I had a couple of unexpected stops. One rather silly stop was while I was riding with my handlebar bag unzipped. I hit a small pothole and felt something fall out. I knew it was a snack. While it was tragic that I lost three Oreos in the mishap, my true purpose for returning to the sad scene was to retrieve my wrapper. I don’t litter! 🙂 A scene from SpongeBob SquarePants popped into my mind as I looked at this Oreo and shot the photo. Mr. Krabs was devastated when a prosecutor tore up a dollar bill and tossed it on the courtroom floor in front of him to prove he loves money. Krabs rushed to the pieces, scooping them up as he said, “There, there… Daddy’s got you!” I’m not that attached to Oreos. But spilling a bag of Peanut M&Ms might have been more traumatic. 😉 Yes, I’m a bit warped!
The new bike – well… it rides like a bike! 😉 My Madone was already a good bike with Shimano 105 components. The new Domane steps up the group to Ultegra. It’s better; but not enough to be dazzled. The higher handlebar position and vibration-dampening components make it a comfortable ride for sure! Comfort equates to efficiency; and efficiency equates to speed, right? The longer wheelbase and raked fork add stability as well. Sure, diehard randonneurs are unlikely to flock to this bike. But I think it’s a great compromise between touring comfort/stability and performance. I certainly rode well on the Domane. I set no personal records. I simply had a good ride. That’s good enough for me! 🙂 Here’s a photo of an amateur radio station I spotted on the course. Not only does this operator have two good towers on his corner lot, he has a moon-bounce array in the shade. Yes, he makes radio contact to the other side of the world by bouncing his signal off the moon!
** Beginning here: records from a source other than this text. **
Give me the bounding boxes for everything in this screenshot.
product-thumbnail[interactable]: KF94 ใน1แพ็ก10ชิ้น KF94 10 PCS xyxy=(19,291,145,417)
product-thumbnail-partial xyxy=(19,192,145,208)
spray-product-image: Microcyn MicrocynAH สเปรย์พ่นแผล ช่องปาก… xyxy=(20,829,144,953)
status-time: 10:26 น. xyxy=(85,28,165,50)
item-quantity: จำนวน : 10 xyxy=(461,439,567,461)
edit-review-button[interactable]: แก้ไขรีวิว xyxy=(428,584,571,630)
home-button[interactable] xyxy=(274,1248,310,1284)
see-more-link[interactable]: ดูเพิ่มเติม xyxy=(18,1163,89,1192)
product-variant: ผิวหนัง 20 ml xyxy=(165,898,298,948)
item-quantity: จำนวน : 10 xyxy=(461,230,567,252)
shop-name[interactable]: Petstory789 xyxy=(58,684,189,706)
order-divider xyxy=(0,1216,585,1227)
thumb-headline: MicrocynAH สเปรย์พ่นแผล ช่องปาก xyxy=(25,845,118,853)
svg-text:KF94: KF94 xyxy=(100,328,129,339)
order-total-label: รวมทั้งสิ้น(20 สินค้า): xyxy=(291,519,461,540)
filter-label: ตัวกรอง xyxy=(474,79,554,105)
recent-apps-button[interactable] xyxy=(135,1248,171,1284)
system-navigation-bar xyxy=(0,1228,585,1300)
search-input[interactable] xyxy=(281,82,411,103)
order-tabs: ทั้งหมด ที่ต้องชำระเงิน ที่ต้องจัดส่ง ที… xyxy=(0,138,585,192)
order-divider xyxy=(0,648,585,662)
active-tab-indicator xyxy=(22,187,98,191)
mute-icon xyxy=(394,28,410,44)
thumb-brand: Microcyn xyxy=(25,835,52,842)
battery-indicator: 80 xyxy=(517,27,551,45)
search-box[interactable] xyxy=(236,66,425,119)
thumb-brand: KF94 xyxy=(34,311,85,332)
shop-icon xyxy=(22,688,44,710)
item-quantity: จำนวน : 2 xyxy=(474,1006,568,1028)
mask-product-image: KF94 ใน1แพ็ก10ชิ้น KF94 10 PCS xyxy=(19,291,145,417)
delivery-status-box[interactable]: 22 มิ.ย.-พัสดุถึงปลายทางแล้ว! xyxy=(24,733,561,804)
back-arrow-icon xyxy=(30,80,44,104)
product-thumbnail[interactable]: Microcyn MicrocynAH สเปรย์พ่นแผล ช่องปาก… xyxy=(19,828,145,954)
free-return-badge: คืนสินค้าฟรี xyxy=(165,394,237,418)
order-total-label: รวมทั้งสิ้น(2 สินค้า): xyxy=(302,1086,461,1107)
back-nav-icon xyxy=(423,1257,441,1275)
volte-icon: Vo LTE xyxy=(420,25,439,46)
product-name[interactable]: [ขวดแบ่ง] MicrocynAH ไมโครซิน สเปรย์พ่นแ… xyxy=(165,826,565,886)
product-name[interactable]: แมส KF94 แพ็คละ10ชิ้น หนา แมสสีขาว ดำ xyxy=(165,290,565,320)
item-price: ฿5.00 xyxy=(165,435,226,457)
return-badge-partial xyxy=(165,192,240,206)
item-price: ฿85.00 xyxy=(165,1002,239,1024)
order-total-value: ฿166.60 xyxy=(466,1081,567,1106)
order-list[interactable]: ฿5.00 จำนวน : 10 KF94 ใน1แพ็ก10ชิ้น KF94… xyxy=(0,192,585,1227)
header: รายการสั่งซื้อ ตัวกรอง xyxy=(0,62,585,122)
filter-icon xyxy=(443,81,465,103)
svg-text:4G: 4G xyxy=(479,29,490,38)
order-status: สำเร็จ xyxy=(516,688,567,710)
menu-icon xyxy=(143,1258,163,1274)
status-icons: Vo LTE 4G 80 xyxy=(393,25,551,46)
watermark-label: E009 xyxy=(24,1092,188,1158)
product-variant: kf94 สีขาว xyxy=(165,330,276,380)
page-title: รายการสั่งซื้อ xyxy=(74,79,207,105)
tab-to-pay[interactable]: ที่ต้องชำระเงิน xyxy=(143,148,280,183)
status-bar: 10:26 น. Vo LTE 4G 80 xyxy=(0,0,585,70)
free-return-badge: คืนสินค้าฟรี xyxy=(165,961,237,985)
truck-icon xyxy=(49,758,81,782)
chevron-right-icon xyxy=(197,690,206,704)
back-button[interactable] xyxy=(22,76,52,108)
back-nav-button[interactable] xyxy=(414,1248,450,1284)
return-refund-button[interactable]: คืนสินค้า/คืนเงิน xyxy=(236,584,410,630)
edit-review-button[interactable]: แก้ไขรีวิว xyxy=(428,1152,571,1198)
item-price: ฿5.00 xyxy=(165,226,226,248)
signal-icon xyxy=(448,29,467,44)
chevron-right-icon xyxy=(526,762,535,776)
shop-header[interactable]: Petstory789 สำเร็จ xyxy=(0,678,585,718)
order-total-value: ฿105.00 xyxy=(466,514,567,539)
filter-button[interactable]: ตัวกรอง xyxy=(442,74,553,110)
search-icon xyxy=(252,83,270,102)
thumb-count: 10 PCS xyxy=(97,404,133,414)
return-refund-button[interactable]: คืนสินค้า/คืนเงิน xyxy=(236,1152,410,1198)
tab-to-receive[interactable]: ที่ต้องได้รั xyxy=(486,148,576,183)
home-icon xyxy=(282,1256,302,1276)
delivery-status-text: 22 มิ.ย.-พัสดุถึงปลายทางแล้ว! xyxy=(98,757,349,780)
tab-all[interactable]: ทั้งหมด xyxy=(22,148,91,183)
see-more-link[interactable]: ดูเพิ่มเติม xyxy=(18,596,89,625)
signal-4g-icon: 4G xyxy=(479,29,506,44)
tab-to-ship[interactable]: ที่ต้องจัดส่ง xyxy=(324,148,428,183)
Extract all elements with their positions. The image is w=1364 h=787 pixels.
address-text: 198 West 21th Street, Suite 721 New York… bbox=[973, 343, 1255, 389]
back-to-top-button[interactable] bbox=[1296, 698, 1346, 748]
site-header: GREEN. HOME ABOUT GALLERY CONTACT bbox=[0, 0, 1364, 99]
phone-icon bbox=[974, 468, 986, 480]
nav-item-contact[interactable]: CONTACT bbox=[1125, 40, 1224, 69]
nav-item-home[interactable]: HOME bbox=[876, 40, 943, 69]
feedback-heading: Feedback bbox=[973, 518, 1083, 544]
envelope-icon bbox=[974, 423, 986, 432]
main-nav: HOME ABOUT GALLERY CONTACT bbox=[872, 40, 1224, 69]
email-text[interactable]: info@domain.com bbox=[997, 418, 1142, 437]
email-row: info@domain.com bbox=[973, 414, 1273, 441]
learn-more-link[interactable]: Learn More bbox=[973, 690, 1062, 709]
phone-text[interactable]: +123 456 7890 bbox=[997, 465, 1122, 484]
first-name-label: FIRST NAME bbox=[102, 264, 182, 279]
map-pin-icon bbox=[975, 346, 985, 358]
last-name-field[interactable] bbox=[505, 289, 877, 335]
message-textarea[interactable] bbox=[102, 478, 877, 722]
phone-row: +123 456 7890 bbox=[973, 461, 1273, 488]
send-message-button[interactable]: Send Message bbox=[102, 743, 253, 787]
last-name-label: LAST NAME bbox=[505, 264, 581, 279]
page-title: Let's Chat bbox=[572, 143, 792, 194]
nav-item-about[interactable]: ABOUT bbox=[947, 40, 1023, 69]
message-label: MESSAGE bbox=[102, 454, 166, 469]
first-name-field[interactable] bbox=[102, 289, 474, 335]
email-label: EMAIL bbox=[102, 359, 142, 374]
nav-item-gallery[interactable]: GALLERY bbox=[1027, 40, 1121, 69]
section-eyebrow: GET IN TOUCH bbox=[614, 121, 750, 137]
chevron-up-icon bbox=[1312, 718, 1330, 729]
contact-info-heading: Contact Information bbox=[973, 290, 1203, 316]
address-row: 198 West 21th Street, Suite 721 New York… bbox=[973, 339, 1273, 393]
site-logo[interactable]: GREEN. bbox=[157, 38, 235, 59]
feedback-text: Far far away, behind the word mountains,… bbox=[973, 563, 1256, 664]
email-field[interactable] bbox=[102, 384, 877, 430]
Here’s a photo of a monument that’s in the middle of nowhere. I found it intriguing because it’s isolated, poorly kept, away from the road and because I wonder if time and vegetation will consume it like some of the homes in the area. Riding alone, I often notice and think of things I wouldn’t have time to notice or think of if I was with other riders. I guess there’s something to be said about taking in the scenery, something my Dad used to tell me. Coincidentally, I’m writing this on Father’s Day. Riding alone, especially if no other riders are within sight, compels me to take the time to shoot a photo when others would rather press on. I have to budget my time wisely so the photography does not delay me too long. My rolling average speed on this ride was decent at 15.5 mph. That’s not bad considering the 3500 feet of climbing and slowing for photos. My overall average was 11.8 mph. I finished just 20 minutes behind the lead rider. He was probably taking it easy. Then again, we all took our time at control points as it was getting a little warm. Ice in the Camelbak was welcome. I expect to appreciate the ice more in July and August when I’ll likely ride in 90+ degree heat.
Completing this ride puts me at “R-6.” I’m halfway to the R-12 recognition. I’m expecting December to be my most challenging month due to the potential for weather issues combined with Holiday travel (I missed last December’s permanent). Perhaps October or November will toss a surprise at me. We’ll see.